Critics of Medicare’s hospice benefit have said that the way the government pays providers gives them financial incentives to abuse the system. AseraCare, a Fort Smith, Ark.-based hospice company operating in 19 states. The company is owned by Golden Living, a national for profit chain that operates nursing homes.
The whistleblowers contend that AseraCare first recruited patients eligible for skilled nursing care –also provided by Golden Living— for 20 days, for which Medicare pays the entire bill. After 20 days, when Medicare requires patients pick up a part of the tab, AseraCare had the nursing homes send the patients to hospice, according to the lawsuit. In hospice, AseraCare would collect a flat payment from Medicare for each day they are enrolled. AseraCare sent employees to “patrol hospitals,” ride along with “Meals-on-Wheels” and go “door-to-door” in housing run by the Department of Housing and Urban Development, according to the lawsuit brought by the whistleblowers, who are represented by Birmingham attorney, Jim Barger. In a separate suit settled in 2009, Barger won the largest settlement in a hospice care case against SouthernCare, and is also representing whistleblowers suing Vitas HealthCare.
“Typically, a patient admitted into Defendant’s web of operations will be referred and re-referred until that patient has received—and Medicare has been billed for—the maximum number of days of skilled nursing care, including rehabilitative therapy … home health care, and hospice care,” says the lawsuit, brought by Dawn Richardson, an AseraCare nurse manager, and Marsha Brown, who ran several AseraCare offices in Alabama.
The government complaint accuses AseraCare of intensely pressuring employees to enroll as many hospice patients as possible, setting high targets. A regional sales director in 2007 was placed on a correction action plan in part because his region failed to admit at least 33 people each week for hospice care. In June 2006, the company offered a massage chair as a prize to the employee who "wins the game" by meeting its admission goal and being the first to admit a patient in July, according to the complaint.
An outside auditor hired by AseraCare in 2007 warned that the corporate policies were affecting clinical decisions.

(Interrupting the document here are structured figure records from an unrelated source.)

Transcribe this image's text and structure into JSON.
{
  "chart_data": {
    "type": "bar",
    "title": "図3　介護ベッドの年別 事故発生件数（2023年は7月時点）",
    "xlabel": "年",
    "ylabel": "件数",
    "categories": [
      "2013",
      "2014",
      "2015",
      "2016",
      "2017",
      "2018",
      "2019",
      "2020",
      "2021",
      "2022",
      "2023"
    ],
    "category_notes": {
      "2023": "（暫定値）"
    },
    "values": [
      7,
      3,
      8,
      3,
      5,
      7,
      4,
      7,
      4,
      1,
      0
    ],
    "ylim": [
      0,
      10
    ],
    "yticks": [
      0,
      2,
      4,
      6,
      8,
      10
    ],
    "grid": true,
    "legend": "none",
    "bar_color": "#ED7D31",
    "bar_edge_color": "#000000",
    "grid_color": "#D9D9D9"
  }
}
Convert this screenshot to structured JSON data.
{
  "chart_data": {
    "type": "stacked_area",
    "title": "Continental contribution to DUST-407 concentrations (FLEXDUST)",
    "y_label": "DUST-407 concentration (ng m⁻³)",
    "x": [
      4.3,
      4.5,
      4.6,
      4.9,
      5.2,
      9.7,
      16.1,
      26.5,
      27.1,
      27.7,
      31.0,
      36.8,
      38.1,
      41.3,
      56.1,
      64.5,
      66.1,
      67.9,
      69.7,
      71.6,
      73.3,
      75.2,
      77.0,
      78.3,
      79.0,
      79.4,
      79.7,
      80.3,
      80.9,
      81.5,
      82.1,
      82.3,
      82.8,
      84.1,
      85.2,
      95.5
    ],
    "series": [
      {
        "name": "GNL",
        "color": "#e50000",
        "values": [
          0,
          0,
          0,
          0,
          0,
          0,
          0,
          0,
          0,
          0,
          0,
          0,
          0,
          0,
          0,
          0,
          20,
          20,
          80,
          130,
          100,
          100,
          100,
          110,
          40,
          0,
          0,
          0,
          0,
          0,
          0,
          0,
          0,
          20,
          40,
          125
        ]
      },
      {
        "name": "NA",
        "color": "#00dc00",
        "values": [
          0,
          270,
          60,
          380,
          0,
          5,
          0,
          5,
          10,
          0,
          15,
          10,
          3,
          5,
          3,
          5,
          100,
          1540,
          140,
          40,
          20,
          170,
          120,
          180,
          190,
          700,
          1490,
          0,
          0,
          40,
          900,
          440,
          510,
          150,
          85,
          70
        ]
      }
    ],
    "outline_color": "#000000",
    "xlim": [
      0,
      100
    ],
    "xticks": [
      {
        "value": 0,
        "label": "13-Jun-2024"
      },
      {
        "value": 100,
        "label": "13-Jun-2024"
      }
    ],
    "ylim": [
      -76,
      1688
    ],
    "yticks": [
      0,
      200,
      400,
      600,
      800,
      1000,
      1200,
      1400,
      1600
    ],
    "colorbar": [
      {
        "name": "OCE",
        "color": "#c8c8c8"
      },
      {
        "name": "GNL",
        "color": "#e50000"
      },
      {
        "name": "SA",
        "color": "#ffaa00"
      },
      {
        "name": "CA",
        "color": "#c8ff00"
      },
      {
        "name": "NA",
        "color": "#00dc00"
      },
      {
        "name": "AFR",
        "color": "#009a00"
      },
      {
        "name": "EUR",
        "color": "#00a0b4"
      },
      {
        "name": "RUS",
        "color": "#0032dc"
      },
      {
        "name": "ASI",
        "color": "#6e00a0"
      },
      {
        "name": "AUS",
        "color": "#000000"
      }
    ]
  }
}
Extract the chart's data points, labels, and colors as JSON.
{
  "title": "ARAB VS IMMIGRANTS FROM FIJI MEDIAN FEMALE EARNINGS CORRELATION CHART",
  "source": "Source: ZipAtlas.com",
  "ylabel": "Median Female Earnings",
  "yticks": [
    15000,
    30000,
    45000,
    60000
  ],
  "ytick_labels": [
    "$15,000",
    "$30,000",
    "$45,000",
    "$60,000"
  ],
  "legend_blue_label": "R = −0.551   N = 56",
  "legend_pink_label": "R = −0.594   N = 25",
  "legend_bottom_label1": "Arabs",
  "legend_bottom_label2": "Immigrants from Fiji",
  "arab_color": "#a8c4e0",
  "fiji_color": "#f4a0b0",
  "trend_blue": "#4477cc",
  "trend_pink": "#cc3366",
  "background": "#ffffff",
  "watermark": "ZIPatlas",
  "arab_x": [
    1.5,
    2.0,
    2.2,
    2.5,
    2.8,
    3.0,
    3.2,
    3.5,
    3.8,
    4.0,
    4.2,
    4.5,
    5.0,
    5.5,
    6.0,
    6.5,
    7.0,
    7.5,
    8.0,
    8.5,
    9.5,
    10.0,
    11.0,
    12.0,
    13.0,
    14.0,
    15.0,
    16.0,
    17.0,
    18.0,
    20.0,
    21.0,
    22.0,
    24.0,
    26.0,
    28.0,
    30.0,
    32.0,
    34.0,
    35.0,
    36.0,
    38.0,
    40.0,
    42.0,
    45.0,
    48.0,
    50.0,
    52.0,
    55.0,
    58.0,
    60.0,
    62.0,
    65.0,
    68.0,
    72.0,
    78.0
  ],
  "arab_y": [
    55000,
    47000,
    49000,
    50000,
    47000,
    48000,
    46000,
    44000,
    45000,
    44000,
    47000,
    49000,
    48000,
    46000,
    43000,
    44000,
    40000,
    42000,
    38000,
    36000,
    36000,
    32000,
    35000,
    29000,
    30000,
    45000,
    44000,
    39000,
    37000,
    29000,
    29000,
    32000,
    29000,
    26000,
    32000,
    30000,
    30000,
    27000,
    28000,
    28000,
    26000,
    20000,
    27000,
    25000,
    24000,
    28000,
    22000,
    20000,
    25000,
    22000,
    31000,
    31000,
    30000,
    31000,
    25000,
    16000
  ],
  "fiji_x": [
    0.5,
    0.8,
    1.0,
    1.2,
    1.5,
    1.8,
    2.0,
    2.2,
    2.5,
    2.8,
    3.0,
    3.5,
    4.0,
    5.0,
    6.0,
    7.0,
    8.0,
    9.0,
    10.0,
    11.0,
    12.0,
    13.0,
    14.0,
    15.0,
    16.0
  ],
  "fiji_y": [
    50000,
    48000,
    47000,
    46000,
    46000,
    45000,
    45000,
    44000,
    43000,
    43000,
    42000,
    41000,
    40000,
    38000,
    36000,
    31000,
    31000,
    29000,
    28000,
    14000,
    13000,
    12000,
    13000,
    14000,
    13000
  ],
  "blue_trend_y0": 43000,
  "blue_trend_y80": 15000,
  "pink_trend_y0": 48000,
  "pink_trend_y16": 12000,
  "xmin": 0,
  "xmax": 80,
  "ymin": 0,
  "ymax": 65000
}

He said that since the company laid employees off when the number of hospice patients dwindled, workers were “resistant to patient discharge” even if the patients no longer were eligible for Medicare hospice benefits.
The government’s complaint outlined several cases in which AseraCare allegedly kept elderly people despite evidence they weren’t dying. Medicare has tried to discourage hospices from enrolling long-stay patients by placing a cap on how much they can collect on average for a patient. Hospices that exceed the cap have to repay the money. The whistleblowers contend AseraCare avoided exceeding the cap — $22,386 in 2008 — by recruiting “last breath” referrals, or patients expected to die within a few days, so that the average would stay low. In its quest for new patients, The whistleblowers contend that large numbers of AseraCare hospice patients are discharged while alive: 48 percent of those cared for by the Monroeville, Ala., branch and 79 percent of patients enrolled in the Mobile, Ala., branch. “It is hardly plausible that such a high percentage of Defendants’ hospice enrollees would be discharged alive unless such patients were nonterminal and fraudulently enrolled from the outset,” the lawsuit charges.